Current champions and former giants miss out on domestic honours
The opening section of South Africa's first-class Supersport Series concluded this week with three of the country's biggest unions, as well as the defending champions, all failing to qualify for the Super Six section of the competition, which takes place in March next year.
The glory years of the old Transvaal "Mean Machine" are so far gone that they feel like a part of ancient history. Under Clive Rice's captaincy in the early 1980s many believed that Transvaal were as strong as most Test teams, but the team now called Gauteng has not won a first-class match for three years, and the famous old Wanderers stadium will once again be empty when Gauteng compete in the inglorious consolation Shield Series in March.
Northerns Titans may also struggle to attract the attention of their usually loyal fans, and Supersport Park's grass banks will be emptier than normal. St George's Park in Port Elizabeth will count the cost of Eastern Province's failure to progress despite a bowling attack that includes two international fast bowlers in the shape of Mornantau Hayward and Mfuneko Ngam.

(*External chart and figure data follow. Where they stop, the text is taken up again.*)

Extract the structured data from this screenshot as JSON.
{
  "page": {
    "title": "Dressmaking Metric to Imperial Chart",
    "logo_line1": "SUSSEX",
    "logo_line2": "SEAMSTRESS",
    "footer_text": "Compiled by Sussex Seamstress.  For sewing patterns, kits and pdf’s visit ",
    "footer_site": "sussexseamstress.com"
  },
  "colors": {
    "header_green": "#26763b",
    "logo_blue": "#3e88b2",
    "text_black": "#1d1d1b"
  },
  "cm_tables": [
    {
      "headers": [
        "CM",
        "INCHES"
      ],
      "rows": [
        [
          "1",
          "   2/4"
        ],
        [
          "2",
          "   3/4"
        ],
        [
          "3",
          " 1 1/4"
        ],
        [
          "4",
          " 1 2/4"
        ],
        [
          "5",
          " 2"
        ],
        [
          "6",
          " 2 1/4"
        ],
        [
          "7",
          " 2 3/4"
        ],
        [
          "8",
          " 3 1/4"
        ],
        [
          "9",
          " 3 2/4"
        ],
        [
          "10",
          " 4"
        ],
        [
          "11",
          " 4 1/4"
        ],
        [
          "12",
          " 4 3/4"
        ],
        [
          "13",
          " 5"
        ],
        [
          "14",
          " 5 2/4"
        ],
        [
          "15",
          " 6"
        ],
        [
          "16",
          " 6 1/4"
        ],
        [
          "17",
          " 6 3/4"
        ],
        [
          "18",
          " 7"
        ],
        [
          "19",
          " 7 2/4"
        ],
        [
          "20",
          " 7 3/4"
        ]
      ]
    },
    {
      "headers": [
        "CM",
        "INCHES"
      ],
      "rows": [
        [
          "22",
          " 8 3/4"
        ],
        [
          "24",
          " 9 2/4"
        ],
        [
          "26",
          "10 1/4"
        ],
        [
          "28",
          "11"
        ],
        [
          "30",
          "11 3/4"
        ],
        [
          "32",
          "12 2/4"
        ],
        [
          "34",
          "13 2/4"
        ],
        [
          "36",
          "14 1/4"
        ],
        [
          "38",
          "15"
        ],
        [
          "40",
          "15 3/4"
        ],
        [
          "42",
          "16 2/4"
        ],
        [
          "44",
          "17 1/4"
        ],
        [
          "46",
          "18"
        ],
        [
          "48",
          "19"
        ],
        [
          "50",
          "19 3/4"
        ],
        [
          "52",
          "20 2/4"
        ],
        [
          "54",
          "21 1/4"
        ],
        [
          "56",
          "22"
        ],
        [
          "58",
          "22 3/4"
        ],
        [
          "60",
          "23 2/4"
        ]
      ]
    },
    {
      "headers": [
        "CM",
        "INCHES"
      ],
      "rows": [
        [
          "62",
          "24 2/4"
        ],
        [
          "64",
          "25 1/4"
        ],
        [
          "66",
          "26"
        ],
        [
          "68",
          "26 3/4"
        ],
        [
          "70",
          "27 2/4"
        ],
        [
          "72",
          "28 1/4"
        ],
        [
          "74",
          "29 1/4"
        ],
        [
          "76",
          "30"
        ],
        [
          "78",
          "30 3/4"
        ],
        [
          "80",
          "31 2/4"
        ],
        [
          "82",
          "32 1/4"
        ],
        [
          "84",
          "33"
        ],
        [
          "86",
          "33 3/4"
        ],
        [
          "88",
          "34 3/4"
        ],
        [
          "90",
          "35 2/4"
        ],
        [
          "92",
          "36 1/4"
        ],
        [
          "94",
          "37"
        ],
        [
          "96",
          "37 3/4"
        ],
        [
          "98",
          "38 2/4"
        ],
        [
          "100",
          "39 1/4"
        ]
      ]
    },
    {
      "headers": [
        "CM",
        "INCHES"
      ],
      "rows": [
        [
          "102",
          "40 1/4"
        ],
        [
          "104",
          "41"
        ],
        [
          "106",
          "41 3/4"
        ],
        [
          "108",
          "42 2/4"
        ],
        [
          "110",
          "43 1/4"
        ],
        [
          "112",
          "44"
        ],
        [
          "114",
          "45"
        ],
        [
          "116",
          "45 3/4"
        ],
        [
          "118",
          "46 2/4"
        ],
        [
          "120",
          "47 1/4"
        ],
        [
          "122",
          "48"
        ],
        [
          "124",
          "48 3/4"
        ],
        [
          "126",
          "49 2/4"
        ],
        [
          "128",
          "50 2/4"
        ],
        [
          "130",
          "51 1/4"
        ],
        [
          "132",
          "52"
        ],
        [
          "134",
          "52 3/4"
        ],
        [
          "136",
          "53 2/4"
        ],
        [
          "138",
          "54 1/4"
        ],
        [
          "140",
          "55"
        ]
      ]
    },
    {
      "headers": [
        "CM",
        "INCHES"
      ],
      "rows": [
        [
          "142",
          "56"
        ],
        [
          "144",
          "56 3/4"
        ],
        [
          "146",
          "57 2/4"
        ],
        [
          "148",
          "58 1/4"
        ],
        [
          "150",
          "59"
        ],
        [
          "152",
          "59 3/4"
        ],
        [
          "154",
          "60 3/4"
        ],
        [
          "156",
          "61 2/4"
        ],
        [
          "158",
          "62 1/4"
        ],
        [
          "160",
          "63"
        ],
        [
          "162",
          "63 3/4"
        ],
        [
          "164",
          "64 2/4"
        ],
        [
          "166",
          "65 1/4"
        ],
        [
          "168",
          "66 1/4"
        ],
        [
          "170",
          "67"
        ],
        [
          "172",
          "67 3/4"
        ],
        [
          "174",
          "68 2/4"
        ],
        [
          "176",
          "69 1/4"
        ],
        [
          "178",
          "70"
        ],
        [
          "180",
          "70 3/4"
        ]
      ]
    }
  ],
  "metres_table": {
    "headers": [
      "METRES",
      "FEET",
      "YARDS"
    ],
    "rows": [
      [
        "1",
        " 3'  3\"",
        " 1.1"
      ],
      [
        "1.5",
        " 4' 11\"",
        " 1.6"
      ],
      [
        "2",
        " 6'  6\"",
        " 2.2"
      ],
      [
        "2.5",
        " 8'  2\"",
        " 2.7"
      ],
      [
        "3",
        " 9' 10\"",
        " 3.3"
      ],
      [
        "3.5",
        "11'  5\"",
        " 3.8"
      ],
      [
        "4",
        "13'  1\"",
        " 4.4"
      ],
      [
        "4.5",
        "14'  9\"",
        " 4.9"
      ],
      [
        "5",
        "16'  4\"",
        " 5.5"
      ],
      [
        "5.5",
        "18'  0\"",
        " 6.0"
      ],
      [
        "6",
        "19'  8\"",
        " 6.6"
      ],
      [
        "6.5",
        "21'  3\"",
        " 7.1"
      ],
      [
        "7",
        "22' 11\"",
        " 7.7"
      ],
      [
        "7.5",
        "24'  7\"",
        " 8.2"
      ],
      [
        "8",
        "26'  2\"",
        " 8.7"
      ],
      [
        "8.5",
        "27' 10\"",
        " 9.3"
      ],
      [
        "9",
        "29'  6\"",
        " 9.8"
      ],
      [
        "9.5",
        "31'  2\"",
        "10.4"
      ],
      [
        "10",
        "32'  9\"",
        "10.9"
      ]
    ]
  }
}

Easterns aggresively threw off their poor-relations reputation last year by overturning Western Province in the five-day final to become champions, but, through a combination of bad luck and rain, they will not be able to defend their title this time. So Willowmoore Park in Benoni will return to being a sleepy cricketing backwater.
As surprising as the qualification of Free State and Griqualand West was, it was nothing compared to the progress of North West - the smallest and, with due respect, the least significant of the 11 provincial teams. One star they have produced just slightly brighter than several others is their opening batsman Davey Jacobs, who made 181 on the final day of the last group match against Northerns to earn a draw - and qualification by a mere 1.46 points. It was heroic stuff, and confirmed Jacobs, who has just turned 23, as being destined for greater things.
A decade ago it was left-arm spinner Jacob Malao who was being tipped for stardom at a time when the South African game screaming out for a black role model. But he was swamped by the pressure, and appeared to have disappeared from the cricket map. But this season Malao, who's now 31, reappeared with Easterns and claimed a brace of five-wicket hauls to reignite his career and, inevitably, start another round of clamouring for his international recognition.
Easterns batsman Zander de Bruyn is another well-seasoned professional who has had an extraordinary season, scoring nearly 600 runs in five matches including a top score of 266. But at 28 he will probably need another year of the same for the selectors to take serious note.
The Amla brothers, Hashim and Amla, have both made significant contributions to KwaZulu-Natal's all-conquering start to the season, as has their spinning allrounder Imraan Khan. Jean-Paul Duminy has shone like few other 19-year-olds for WP, and there are a number of other players around the country who have made a name for themselves. But it's two veterans who are occupying the thoughts of fans, administrators and fellow players alike.
They are Daryll Cullinan and Lance Klusener, who have been in outstanding form. Cullinan made two centuries and a 95 while captaining Easterns, and, at the age of 36, he still has as many friends as enemies. Many have not forgiven him for walking out of the national team 24 hours before a Test against Australia in 2001, and the waters have been further muddied by reports that he had retired from international cricket last year. Cullinan himself has yet to comment, despite a UCB offical saying recently that "If he hasn't retired from international cricket then the selectors need to know that".
Klusener averaged 45 with the bat and took 25 wickets in five matches, bowling faster and with more commitment than he has managed for five years. He is also currently suing the Board for not renewing his national contract and insists, despite the current national captain Graeme Smith's observation that he can be "bad for morale", that he is "not changing now. I am who I am".
Tough debates will follow in the weeks to come, and some tough decisions - but unless Klusener calls off his legal dogs and, together with Cullinan, starts flashing a few warm smiles in the direction of the people who matter, they are likely to stay cold-shouldered. Both men have said they don't care what the world thinks about them, but in the new world of South African cricket the "who you are" is just as important as the "what you are". Runs and wickets, by themselves, aren't good enough any more.